Denkmalschutz Eller Bleiwalzwerk soll für Häuser weichen

Eller · Denkmalpflege wird in Eller nicht unbedingt großgeschrieben. Mit dem Bleiwalzwerk soll nun wieder ein historisch bedeutsames Industriedenkmal für eine Neubebauung weichen. Zumindest der Schornstein könnte gerettet werden.

 Blick von der Gertrudiskirche um 1900. Oben links ist das Bleiwalzwerk in Klein-Eller zu erkennen.

Blick von der Gertrudiskirche um 1900. Oben links ist das Bleiwalzwerk in Klein-Eller zu erkennen.

Foto: Ulrich Brzosa

In den vergangenen 20 Jahren ist so manches historisch bedeutsame Gebäude in Eller abgerissen worden. Die Sensibilität dafür ist in dem Stadtteil nur bedingt vorhanden, ein angedachter Denkmalpflegeplan ist nie umgesetzt worden. „Dabei waren das oft Bauwerke, die Wendepunkte in der Entwicklung von Eller darstellten“, sagt Ulrich Brzosa, der für die Stadtteilaktivisten dennoch dafür kämpft, dass Erhaltenswertes nicht dem Erdboden gleichgemacht wird.

Jetzt droht erneut der Abriss eines Industriedenkmals. Es geht um das 1881 von Ludolph Poensgen erbaute Bleiwalzwerk in Klein-Eller. Ein Investor will auf dem Areal offenbar zehn bis zwölf Mehrfamilienhäuser bauen. Eine offizielle Bauvoranfrage gibt es noch nicht, dementsprechend ist die Bezirksvertretung 8 auch noch nicht involviert, „aber die Eigentümer in der Nachbarschaft wurden bereits wegen der Wegerechte für die Zufahrt angesprochen“, erzählt Brzosa, woher er von den Planungen weiß.

 Heute ist von dem Werk nur noch wenig übrig – außer der Schornstein.

Heute ist von dem Werk nur noch wenig übrig – außer der Schornstein.

Foto: Ulrich Brzosa

Das Bleiwalzwerk war die erste Industrieanlage in Eller überhaupt, „vorher gab es hier allenfalls Ziegelbäckereien, die Industrie war bis 1880 nur in Lierenfeld oder Oberbilk angesiedelt“, erzählt Brzosa. 1881 erwarb der Kaufmann Ludolph Poensgen das Areal für „einen Appel und ein Ei“, von einem Ziegeleibesitzer. „Und in Eller entwickelte sich die erste Protestbewegung. Die Menschen hatten Angst vor giftigen Dämpfen, die aus dem 30 Meter hohen Schornstein steigen, und dem möglichen Lärm“, berichtet Brzosa. Eine Petition wurde erstellt, eine weitere folgte vom Kammerherrn der (zwar blaublütigen, aber leicht dementen) Prinzessin Luise von Anhalt-Bernburg, die auf Schloss Eller residierte. „Aber Poensgen konnte die Befürchtungen bei einem Hearing mit dem Verweis entkräften, er habe seit Jahren eine ähnliche Fabrik an der Oststraße, dort habe es nie Beschwerden gegeben“, rekapituliert Brzosa die Geschehnisse von damals.
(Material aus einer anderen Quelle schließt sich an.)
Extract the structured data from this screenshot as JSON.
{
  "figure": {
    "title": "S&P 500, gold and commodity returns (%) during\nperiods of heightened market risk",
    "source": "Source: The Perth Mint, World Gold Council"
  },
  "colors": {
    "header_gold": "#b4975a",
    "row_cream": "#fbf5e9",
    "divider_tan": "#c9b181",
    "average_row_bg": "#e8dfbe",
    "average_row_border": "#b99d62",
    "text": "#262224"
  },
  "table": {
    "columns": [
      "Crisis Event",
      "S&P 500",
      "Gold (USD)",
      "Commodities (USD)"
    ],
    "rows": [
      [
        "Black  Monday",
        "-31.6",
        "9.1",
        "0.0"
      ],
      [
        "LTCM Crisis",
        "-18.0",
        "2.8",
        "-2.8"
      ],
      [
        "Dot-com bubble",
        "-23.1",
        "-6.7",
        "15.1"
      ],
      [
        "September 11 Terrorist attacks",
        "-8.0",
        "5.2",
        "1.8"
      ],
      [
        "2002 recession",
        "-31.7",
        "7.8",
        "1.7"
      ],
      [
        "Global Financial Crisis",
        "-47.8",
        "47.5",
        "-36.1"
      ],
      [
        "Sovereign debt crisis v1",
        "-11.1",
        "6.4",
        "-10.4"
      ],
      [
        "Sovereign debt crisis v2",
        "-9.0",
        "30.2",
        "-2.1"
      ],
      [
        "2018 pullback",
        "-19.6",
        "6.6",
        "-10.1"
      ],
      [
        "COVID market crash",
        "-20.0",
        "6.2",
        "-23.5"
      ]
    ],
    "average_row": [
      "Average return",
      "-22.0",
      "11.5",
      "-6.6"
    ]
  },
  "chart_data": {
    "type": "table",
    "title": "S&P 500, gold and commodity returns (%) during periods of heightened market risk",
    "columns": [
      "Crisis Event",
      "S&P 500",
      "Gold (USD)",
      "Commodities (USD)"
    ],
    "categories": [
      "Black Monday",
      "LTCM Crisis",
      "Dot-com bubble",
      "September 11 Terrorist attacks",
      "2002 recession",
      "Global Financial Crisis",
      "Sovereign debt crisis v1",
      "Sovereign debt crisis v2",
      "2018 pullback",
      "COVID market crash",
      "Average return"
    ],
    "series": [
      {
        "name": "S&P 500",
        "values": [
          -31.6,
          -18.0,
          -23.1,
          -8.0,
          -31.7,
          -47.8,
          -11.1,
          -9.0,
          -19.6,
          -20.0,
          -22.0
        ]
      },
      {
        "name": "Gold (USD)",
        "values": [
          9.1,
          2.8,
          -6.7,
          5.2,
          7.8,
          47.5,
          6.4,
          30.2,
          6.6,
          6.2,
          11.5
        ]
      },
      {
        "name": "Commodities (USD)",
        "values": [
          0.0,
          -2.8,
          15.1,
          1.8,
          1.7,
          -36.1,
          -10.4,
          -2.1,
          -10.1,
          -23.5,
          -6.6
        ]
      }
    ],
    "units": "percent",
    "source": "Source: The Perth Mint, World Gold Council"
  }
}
1882 wurde die Produktion aufgenommen, es wurden Bleibleche, -rohre und -platten für die boomende Bauwirtschaft hergestellt, 41 Beschäftigte fanden dort Arbeit. Bis in die 1960er Jahre hielt sich das Werk. Seitdem haben sich in den Restbauten der Werksanlage leicht obskure „Kleinstbetriebe im Low-Budget-Bereich“ (Brzosa) angesiedelt. Ein asiatisches Bordell war einmal darunter, inzwischen dominieren Gebrauchtwagenhandel („Nur gegen Bares“). Da diese Betriebe an der Ecke Ludwigshafener Straße und Klein Eller auch nur über eine Sackgasse zu erreichen sind, traut sich ohnehin kaum ein Mensch aus Eller dort hin. Brzosa will auch gar nicht die gesamte Betriebsanlage erhalten, zumindest aber den mittlerweile ohnehin auf zehn Meter gekappten Schornstein. „Er ist ein Wahrzeichen für die Industriegeschichte in Eller und allein schon deswegen erhaltenswert.“ Und er will, dass sich über solche Dinge nicht immer erst Gedanken gemacht werden, wenn alles zu spät ist. Ohnehin gibt es weitere Punkte, über die Investor und Politik jetzt schon nachdenken sollten: „Die Bleiasche und Bleischlacke im Boden und die Zufahrt, für die womöglich ein Dutzend 60 Jahre alte Kastanien gefällt werden müssten.